Apuntes en viaje

Niño correa (segunda parte)

Fue así que enhebró un plan con la intención de fabricar chiquilines obedientes, educados, bestias domesticadas para el ejercicio productivo de la nación.

Niño correa (segunda parte) Foto: marta toledo

Esta semana volví a exhumar de la biblioteca El asesinato del alma. La persecución del niño en la familia autoritaria (Siglo XXI, 1977), de Morton Schatzman. La primera vez que di con el ejemplar, hace unos veinte años, descansaba en la mesa ratona del consultorio de mi padre, donde solía dejar junto a anotadores y algunos papeles sueltos, libros que leía entre paciente y paciente. 

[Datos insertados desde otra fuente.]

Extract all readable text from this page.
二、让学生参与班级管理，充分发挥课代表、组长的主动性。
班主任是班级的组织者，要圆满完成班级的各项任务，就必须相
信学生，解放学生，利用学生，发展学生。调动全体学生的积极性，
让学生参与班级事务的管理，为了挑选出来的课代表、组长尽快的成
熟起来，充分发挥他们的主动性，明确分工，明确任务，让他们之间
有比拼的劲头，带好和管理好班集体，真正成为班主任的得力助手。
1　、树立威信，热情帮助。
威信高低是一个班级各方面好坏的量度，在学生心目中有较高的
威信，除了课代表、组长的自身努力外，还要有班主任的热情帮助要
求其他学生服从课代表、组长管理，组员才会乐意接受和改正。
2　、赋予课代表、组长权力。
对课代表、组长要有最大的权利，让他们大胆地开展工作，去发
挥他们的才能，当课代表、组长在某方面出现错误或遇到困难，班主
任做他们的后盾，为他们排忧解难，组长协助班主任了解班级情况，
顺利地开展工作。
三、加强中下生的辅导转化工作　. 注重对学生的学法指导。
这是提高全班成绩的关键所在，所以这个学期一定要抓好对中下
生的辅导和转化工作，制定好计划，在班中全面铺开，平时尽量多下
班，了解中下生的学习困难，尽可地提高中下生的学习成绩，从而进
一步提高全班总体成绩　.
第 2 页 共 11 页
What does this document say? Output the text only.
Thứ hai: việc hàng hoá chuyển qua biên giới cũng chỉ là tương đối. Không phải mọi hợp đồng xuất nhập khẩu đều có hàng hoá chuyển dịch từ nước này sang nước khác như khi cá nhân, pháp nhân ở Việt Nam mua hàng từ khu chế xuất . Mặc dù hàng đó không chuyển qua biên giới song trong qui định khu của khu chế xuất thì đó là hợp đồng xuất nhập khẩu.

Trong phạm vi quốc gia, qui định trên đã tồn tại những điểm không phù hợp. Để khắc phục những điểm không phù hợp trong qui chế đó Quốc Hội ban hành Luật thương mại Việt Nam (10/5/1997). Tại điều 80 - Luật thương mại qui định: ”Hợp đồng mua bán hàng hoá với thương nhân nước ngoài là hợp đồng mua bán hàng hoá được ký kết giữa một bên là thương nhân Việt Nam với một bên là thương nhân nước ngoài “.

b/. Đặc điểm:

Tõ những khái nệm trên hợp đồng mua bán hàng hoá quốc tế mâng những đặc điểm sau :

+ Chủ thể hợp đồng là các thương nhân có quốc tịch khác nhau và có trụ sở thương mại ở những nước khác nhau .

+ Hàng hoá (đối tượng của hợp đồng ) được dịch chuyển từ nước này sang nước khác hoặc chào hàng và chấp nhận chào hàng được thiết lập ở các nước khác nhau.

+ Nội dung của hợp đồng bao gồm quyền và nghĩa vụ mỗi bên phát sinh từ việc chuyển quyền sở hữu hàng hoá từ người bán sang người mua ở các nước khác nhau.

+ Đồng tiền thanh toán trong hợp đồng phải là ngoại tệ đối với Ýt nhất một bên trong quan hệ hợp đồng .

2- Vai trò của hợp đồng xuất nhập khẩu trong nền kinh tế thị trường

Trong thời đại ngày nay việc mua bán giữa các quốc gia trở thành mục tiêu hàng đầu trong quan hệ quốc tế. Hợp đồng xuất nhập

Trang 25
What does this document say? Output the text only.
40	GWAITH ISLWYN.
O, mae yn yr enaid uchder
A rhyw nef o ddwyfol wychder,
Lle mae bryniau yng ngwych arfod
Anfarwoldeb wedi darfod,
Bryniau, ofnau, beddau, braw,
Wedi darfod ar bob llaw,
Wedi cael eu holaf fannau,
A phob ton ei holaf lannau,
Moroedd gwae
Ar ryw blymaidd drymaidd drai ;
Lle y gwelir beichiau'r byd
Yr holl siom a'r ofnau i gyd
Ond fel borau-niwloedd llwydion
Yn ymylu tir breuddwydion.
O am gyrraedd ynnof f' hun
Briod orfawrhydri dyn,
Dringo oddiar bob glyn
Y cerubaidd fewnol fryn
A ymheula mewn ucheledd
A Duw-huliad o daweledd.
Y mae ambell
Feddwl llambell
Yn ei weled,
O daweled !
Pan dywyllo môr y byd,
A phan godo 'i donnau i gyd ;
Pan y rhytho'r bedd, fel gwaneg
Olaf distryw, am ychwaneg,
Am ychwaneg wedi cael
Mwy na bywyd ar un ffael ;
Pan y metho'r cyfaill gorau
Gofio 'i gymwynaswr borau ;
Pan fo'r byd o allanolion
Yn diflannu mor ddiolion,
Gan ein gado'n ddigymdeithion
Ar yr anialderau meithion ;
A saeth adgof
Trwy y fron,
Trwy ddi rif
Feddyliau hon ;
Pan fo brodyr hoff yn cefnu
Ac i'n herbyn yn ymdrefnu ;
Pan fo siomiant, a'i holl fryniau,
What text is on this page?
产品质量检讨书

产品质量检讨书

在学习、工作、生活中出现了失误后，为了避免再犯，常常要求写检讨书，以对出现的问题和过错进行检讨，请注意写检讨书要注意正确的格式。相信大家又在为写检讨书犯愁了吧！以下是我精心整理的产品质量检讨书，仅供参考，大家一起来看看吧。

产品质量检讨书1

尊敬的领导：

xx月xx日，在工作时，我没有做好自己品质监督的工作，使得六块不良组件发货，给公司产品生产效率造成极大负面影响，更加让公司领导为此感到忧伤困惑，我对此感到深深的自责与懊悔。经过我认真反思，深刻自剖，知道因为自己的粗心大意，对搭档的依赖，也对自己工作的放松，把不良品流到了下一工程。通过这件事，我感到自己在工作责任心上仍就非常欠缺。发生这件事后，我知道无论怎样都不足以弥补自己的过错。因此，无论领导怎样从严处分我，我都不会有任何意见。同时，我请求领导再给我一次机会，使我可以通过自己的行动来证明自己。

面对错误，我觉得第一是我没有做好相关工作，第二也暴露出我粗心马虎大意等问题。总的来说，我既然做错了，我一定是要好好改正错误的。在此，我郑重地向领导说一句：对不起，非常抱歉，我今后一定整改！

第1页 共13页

Lo que me llamó la atención en aquella ocasión no fue el título si no la portada, nutrida con dibujos de niños sujetados con correas, tanto en la cabeza (barbilleras) como en los hombros; una niña –largo vestido con bordados– recostada sobre la cama, sujetada al colchón por los brazos. Como sea, Schatzman fue psiquiatra y psicoanalista –al igual que mi papá–, graduado en el Columbia College y en el Albert Einstein College of Medicine. El libro, que generó cierto revuelo cuando se publicó en inglés en 1973 (Soul Murder. Persecution in the family), se montaba sobre la historia de Daniel Paul Schreber (1842-1911), un juez alemán que enloqueció a los cuarenta y dos años, se recuperó y volvió a enloquecer casi nueve años después. Los celadores de la mente de entonces lo consideraban un caso típico de paranoia y esquizofrenia. Aunque luego de algunos años se encenderían ciertas fallas en la ejecución del diagnóstico. Era hijo de Daniel Gottlieb Moritz Schreber (1808-1861), un destacado médico y pedagogo alemán que, para decirlo de manera muy acotada y torpe, consideraba que la moral en esos años estaba resquebrajándose y que si no se reparaban los cimientos de la sociedad (niños y niñas), todo se desmoronaría. Fue así que enhebró un plan con la intención de fabricar chiquilines obedientes, educados, bestias domesticadas para el ejercicio productivo de la nación (el plan incluía comprensión torácica y congelación del bebé con cubos de hielo). Sus preceptos, muy difundidos en aquellos días (hoy hubiera sido un comentarista/panelista de esos que engordan la televisión vespertina vernácula), despertaban admiración. Lo curioso es que sus dos hijos enloquecieron y el mayor de los dos, Daniel Gustav, además optó por suicidarse. Pero bueno: quién no se suicida alguna vez.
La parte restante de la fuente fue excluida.